McGregor nobly volunteered for military service shortly after learning of the bombing of Fort Sumter. Assigned to the 3rd Connecticut Volunteers, the doctor established a field hospital in a house near the Battle of Bull Run, where he tended to the wounded. According to a letter addressed to McGregor's father, "When the retreat was ordered, I rode up to the hospital. The doctor came to the door, all besmeared with blood. I told him that a retreat was ordered, and, for his own safety, he had better leave at once. He asked me if there was any preparation for removing the wounded men. I told him there was not. He then turned and went into the hospital. As he turned, he said, 'Major, I cannot leave the wounded men, and I shall stay with them, and let the result follow.' That was the last time I saw him...." (The Life and Deeds of Dr. John McGregor, pp. 39-40).
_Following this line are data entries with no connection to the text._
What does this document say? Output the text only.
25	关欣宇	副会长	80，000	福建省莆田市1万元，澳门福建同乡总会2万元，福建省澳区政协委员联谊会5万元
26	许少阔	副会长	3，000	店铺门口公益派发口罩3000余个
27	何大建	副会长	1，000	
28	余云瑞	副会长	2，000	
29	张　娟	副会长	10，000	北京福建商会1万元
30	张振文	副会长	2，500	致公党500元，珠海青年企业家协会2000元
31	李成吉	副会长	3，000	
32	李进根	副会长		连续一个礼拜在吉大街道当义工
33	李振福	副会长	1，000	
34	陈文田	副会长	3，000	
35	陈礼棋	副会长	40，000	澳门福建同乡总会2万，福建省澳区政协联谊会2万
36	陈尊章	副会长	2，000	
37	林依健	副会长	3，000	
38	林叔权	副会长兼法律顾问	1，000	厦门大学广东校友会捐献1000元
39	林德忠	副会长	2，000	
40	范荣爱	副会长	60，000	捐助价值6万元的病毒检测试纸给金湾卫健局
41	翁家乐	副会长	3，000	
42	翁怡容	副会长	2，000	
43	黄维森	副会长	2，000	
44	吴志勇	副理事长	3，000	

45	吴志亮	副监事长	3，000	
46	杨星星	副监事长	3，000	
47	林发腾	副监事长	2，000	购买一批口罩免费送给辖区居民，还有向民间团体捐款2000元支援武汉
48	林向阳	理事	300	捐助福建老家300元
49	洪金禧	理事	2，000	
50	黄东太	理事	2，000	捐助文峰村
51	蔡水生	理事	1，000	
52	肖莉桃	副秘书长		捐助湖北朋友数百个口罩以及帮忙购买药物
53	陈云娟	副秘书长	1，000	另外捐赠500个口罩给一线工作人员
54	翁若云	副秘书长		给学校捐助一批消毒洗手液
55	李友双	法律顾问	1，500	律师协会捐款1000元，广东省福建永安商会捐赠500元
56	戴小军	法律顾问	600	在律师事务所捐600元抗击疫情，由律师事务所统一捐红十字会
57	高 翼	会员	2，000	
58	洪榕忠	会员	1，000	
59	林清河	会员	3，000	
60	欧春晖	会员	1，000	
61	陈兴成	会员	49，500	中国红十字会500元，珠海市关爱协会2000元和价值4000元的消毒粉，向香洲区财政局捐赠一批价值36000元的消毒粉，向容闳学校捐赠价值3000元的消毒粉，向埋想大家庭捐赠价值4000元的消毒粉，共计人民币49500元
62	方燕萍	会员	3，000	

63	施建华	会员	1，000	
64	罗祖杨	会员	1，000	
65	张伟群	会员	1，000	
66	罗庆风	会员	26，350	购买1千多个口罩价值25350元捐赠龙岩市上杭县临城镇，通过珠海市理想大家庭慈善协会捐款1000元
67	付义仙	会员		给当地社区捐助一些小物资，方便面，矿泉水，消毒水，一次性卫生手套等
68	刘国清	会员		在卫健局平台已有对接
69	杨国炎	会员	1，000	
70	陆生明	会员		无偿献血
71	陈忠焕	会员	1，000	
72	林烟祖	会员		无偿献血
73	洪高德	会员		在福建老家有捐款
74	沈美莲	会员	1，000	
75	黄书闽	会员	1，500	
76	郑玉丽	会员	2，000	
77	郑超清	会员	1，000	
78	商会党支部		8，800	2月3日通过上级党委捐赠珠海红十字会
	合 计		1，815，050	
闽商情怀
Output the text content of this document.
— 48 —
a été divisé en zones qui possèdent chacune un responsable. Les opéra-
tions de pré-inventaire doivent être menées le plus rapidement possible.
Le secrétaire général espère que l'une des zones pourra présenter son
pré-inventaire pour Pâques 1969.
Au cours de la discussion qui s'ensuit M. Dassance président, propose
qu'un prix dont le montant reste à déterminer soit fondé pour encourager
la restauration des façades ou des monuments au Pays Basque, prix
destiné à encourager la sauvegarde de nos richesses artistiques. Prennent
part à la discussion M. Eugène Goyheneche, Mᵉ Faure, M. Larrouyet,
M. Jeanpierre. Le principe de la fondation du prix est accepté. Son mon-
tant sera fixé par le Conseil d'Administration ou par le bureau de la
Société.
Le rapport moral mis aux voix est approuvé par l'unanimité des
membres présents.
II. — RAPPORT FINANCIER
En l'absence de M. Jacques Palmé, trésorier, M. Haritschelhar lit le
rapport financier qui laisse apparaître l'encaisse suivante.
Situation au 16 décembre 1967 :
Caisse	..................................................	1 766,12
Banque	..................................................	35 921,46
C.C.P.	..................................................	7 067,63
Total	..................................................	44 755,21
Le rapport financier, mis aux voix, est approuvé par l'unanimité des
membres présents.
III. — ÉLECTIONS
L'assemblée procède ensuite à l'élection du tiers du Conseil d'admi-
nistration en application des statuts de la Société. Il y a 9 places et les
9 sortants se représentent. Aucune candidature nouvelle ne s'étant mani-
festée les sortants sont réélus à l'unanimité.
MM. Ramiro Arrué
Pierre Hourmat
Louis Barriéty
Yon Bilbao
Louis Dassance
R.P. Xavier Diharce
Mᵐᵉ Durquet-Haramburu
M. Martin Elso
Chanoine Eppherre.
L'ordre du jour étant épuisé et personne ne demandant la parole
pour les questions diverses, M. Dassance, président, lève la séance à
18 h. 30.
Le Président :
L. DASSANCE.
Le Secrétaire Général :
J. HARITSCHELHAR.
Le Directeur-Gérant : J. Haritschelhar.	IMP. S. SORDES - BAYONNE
The surgeon was taken prisoner only after the hospital was surrounded, and he provides a detailed account of his brutal imprisonment in The Life and Deeds, published by his father. Shortly after his capture, MacArthur met with General Beauregard, who assured the surgeon that he would be transferred to Richmond to care for the wounded, assuring his transfer home once their treatment was no longer needed. He never met or heard from Beauregard again. Lincoln's attempt to rescue McGregor here was either unreceived or ignored by Confederate forces, as the doctor witnessed the rampant harrassment and horrific conditions faced by the prisoners. Sent to the prison in Salisbury, McGregor details scarce food, rampant disease, and men stashed in open pens, exposed to all sorts of weather; all the while, the prisoners were "guarded by men of the lowest type of humanity" though they "were so feeble and emaciated they could not have escaped if they could have had a chance". After long periods of hopelessness, McGregor was left upon the banks of the James River, destitute, short on food and clothes, and surely left to die. It was due to the mercy of an African-American man, who sneakily left a basket of hoe cakes after seeing the doctor's condition, that McGregor gained the strength to return back behind Union lines. Not published in Basler, Collected Works.